Counting occurrences

use std::collections::HashMap;

fn word_count(text: &str) -> HashMap<&str, i32> {
    let mut counts: HashMap<&str, i32> = HashMap::new();
    for word in text.split_whitespace() {
        *counts.entry(word).or_insert(0) += 1;
    }
    counts
}

Group by

use std::collections::HashMap;

fn group_by_length(words: &[&str]) -> HashMap<usize, Vec<&str>> {
    let mut groups: HashMap<usize, Vec<&str>> = HashMap::new();
    for word in words {
        groups.entry(word.len()).or_insert_with(Vec::new).push(*word);
    }
    groups
}

Tuple-struct newtype

struct UserId(u64);
struct GroupId(u64);

fn assign_to_group(user: UserId, group: GroupId) {
    // can't accidentally swap the arguments
}

The newtype pattern admits compile-time distinction between semantically distinct types.

Using #[derive]

#[derive(Debug, Clone, PartialEq, Eq, Hash)]
struct Point { x: i32, y: i32 }

let p1 = Point { x: 0, y: 0 };
let p2 = p1.clone();                             // Clone
let p3 = Point { x: 0, y: 0 };
println!("{:?}", p1);                            // Debug
println!("{}", p1 == p3);                        // PartialEq

use std::collections::HashSet;
let mut set: HashSet<Point> = HashSet::new();    // Hash, Eq
set.insert(p1);

The #[derive] admits auto-implementing common traits; treated in Traits.

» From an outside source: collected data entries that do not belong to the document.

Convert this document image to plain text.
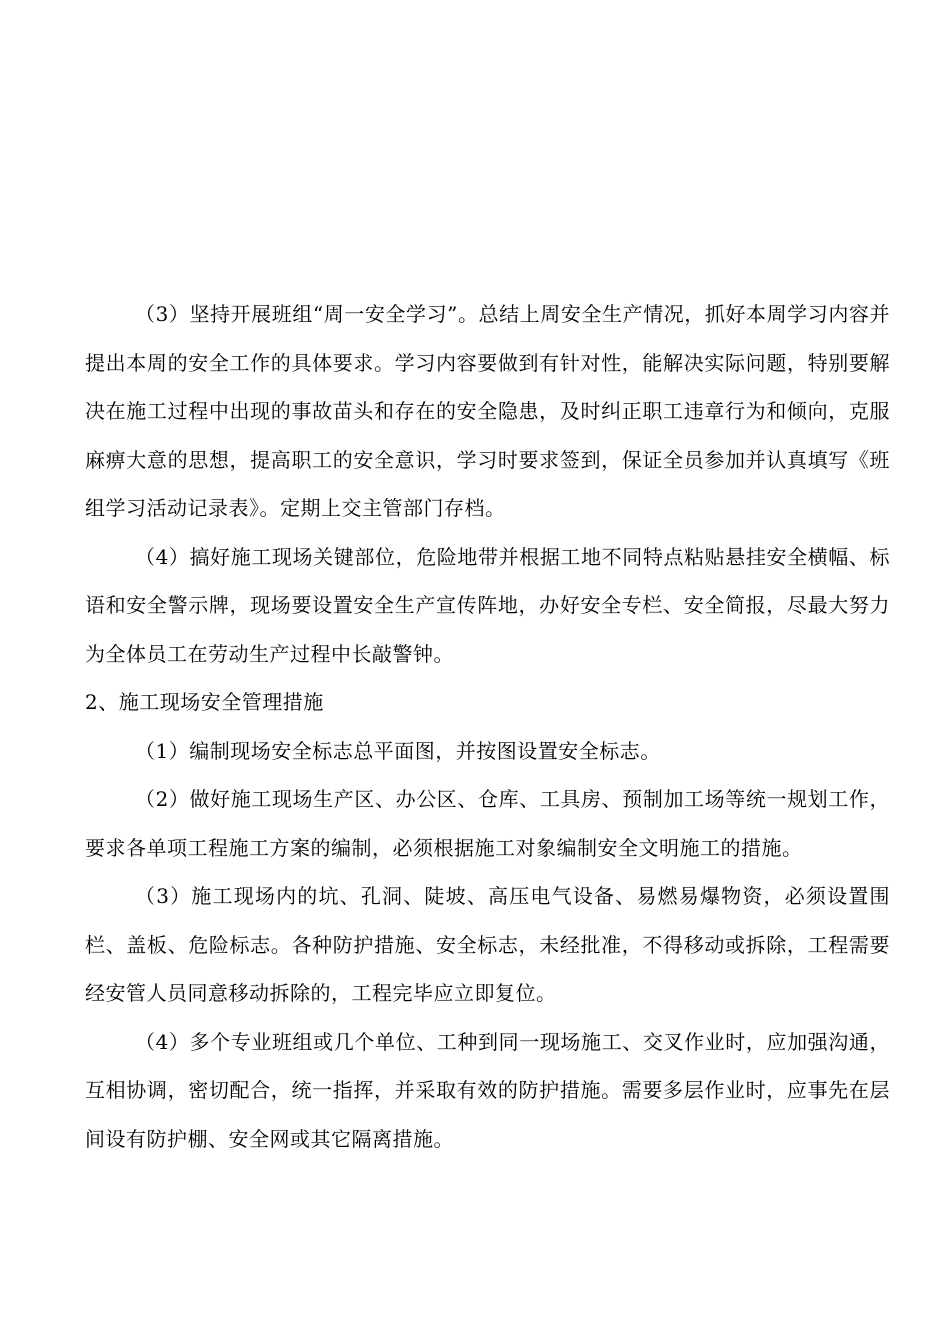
（3）坚持开展班组“周一安全学习”。总结上周安全生产情况，抓好本周学习内容并提出本周的安全工作的具体要求。学习内容要做到有针对性，能解决实际问题，特别要解决在施工过程中出现的事故苗头和存在的安全隐患，及时纠正职工违章行为和倾向，克服麻痹大意的思想，提高职工的安全意识，学习时要求签到，保证全员参加并认真填写《班组学习活动记录表》。定期上交主管部门存档。

（4）搞好施工现场关键部位，危险地带并根据工地不同特点粘贴悬挂安全横幅、标语和安全警示牌，现场要设置安全生产宣传阵地，办好安全专栏、安全简报，尽最大努力为全体员工在劳动生产过程中长敲警钟。

2、施工现场安全管理措施

（1）编制现场安全标志总平面图，并按图设置安全标志。

（2）做好施工现场生产区、办公区、仓库、工具房、预制加工场等统一规划工作，要求各单项工程施工方案的编制，必须根据施工对象编制安全文明施工的措施。

（3）施工现场内的坑、孔洞、陡坡、高压电气设备、易燃易爆物资，必须设置围栏、盖板、危险标志。各种防护措施、安全标志，未经批准，不得移动或拆除，工程需要经安管人员同意移动拆除的，工程完毕应立即复位。

（4）多个专业班组或几个单位、工种到同一现场施工、交叉作业时，应加强沟通，互相协调，密切配合，统一指挥，并采取有效的防护措施。需要多层作业时，应事先在层间设有防护棚、安全网或其它隔离措施。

A note on the conventional discipline

The contemporary Rust data-structure advice:

  • Use Vec<T> by default — for almost all sequence needs.
  • Use String for owned strings, &str for borrowed.
  • Use HashMap by default for key-value; BTreeMap only when order matters.
  • Use newtypes for semantic distinction.
  • Derive Debug, Clone, PartialEq on most data types.
  • Implement methods in impl blocks; group related operations.
  • Prefer enums over flag-based representations — sum types prevent invalid states.

The combination — value-typed structs, sum-typed enums, ownership-aware collections, hash-and-tree map alternatives — is the substance of Rust’s data-structure surface. The conventional discipline is to choose the type that admits expressing the data’s invariants directly.